O presidente da Sociedade dos Índios em Defesa de Roraima (Sodiur), Lauro Joaquim Barbosa, anunciou que hoje cerca de 300 indígenas vão chegar à reserva Raposa Serra do Sol, em Roraima, para integrar a resistência contra a saída de rizicultores da região. Vamos unir forças em favor do desenvolvimento da região e nossos índios vão integrar mais militantes na frente da resistência.

Agência Estado |

Vamos isolar a reserva e se for preciso, vamos isolar Roraima para evitar essa operação", afirmou o presidente da Sodiur, que apóia os não-indígenas na reserva.

O Ministério da Justiça encerrou as negociações com os rizicultores da região e mandou a Polícia Federal (PF) retirar os não-índios da reserva. O rizicultor Paulo César Quartiero foi solto ontem da prisão e voltou para a reserva após ser liberado pela Polícia Federal. O grupo de resistência liderado por ele está reunindo cerca de 400 homens para lutar contra os agentes e pede ajuda do Exército, que está contrário a retirada de não-índios da reserva. Quartiero havia sido preso na segunda-feira.

O grupo de resistência usa táticas de guerrilha na operação, o que surpreendeu a PF. "Fomos surpreendidos pelos ataques, pregos de quatro pontas, pontes incendiadas ou bloqueadas e até bombas caseiras que explodiam na estrada", disse o coordenador regional da operação, Romero Teixeira. A PF recuou e está fora da reserva até a chegada de outros agentes federais. Dois aviões chegam hoje com policiais oriundos de outros Estados e a expectativa é de que mais 350 homens cheguem à Roraima até o final da semana.
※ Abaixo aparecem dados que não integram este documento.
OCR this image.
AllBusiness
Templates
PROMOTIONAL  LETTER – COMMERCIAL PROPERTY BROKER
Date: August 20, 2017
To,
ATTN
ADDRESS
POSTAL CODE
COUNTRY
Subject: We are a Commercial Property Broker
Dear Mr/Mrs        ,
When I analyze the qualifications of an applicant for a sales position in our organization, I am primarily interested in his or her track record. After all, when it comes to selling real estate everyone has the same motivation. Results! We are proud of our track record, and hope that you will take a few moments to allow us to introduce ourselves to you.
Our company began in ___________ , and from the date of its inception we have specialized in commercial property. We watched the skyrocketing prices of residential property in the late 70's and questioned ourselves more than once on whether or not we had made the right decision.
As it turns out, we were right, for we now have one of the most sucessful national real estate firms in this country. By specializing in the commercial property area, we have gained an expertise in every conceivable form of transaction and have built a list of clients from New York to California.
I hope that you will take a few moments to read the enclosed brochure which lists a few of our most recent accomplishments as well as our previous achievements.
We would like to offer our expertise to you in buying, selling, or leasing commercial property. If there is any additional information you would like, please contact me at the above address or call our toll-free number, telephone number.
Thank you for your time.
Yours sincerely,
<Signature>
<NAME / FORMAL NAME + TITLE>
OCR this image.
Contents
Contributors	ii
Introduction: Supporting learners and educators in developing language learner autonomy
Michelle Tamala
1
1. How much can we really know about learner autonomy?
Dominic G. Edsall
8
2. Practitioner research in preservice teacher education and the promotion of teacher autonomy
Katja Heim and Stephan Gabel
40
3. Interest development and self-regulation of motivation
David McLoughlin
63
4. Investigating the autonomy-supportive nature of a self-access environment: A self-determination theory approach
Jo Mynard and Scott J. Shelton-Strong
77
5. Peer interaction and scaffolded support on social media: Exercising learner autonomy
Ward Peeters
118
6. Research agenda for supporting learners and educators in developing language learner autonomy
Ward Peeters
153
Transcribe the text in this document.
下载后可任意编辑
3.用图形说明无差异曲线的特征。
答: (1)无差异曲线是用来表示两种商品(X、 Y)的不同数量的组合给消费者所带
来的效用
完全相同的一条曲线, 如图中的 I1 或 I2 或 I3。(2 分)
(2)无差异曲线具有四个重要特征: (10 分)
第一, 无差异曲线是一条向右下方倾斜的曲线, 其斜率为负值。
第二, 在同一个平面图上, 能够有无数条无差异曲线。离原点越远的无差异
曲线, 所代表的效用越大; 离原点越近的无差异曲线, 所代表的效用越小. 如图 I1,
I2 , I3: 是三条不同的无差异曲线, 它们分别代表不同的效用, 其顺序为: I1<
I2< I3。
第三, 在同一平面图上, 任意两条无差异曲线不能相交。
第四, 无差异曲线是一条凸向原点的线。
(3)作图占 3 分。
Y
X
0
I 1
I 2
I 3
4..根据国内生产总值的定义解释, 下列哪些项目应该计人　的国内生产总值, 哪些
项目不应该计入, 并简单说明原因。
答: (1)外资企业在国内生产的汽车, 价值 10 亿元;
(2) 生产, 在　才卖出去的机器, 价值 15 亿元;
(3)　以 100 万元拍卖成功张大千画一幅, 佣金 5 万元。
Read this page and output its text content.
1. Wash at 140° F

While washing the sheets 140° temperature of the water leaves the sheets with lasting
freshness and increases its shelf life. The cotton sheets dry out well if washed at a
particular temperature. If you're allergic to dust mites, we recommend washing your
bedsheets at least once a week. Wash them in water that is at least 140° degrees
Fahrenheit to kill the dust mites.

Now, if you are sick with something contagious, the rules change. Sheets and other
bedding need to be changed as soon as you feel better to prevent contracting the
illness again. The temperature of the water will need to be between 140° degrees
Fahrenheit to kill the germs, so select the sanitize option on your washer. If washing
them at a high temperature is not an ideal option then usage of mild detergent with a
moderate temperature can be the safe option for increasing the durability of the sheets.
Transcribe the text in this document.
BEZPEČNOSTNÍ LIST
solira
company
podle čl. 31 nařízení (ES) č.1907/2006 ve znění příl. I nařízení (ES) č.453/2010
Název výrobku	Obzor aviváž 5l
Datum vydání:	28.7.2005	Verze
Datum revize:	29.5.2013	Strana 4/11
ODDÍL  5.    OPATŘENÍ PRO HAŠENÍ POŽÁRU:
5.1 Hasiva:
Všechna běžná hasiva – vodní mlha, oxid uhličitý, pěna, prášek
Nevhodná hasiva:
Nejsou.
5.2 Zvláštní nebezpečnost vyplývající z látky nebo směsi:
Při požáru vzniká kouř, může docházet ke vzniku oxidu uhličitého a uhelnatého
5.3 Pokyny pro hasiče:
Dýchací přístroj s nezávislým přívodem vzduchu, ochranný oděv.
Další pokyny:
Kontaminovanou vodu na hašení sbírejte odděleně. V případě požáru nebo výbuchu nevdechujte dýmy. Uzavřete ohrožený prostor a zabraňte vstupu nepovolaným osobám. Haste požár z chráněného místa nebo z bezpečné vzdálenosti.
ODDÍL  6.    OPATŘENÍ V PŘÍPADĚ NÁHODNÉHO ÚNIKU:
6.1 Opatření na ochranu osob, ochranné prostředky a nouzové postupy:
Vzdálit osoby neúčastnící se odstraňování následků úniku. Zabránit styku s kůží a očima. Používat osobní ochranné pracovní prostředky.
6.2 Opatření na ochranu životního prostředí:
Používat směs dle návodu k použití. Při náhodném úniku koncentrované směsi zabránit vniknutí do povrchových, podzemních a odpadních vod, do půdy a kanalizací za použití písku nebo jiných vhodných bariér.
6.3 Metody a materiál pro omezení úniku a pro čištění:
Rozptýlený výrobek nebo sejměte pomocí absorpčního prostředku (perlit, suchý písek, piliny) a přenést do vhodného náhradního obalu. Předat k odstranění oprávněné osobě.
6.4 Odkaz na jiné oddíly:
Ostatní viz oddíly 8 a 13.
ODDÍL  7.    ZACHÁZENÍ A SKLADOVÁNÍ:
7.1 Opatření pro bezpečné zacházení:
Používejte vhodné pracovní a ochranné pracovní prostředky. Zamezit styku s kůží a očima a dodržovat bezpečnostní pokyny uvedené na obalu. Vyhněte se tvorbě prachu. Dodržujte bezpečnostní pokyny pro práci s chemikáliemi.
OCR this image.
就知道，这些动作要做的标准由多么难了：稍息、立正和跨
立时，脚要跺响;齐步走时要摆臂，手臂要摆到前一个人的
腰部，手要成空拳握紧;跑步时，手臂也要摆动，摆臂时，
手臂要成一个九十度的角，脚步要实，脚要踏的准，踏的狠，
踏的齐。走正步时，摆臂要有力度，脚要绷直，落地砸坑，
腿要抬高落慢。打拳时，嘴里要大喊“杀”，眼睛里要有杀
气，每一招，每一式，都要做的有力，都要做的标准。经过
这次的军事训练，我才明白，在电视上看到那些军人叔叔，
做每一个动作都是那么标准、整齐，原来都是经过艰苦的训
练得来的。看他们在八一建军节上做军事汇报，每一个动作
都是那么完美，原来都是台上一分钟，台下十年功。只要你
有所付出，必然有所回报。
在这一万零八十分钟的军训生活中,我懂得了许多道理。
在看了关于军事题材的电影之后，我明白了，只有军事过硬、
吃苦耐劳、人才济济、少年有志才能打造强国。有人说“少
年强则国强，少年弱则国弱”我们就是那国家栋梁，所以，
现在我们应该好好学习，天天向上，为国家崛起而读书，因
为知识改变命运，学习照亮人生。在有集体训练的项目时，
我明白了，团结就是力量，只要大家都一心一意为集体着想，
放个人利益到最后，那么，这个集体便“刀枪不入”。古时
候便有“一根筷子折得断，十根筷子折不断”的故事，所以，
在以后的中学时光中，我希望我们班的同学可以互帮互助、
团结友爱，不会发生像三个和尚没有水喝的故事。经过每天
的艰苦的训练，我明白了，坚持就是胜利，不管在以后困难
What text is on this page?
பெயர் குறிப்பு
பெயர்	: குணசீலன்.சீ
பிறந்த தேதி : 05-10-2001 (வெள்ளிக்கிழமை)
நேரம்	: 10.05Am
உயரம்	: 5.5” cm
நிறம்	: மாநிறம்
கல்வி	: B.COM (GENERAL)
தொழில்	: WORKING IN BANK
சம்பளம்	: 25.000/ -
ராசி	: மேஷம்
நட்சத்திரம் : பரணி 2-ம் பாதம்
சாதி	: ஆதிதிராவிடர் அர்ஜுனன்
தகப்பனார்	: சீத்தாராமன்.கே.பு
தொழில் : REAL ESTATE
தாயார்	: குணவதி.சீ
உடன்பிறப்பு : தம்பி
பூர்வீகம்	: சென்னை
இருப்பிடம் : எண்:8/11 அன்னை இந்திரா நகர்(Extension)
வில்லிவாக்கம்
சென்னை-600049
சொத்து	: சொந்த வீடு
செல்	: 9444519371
Hoje, representantes do Conselho Indígena de Roraima (CIP) foram à PF denunciar possíveis ações terroristas praticadas por pessoas ligadas supostamente aos produtores de arroz. Conforme informações do CIR, manifestantes ligados aos arrozeiros explodiram a cabeceira da ponte do Surumu com dinamite, serraram a ponte do Igarapé Grande, em Normandia, e bloquearam todos os acessos por terra à Raposa Serra do Sol. "Os índios do CIR fizeram uma barricada para se proteger na casa de apoio dentro da vila e os alunos estão entrincheirados na Missão Surumu", disse.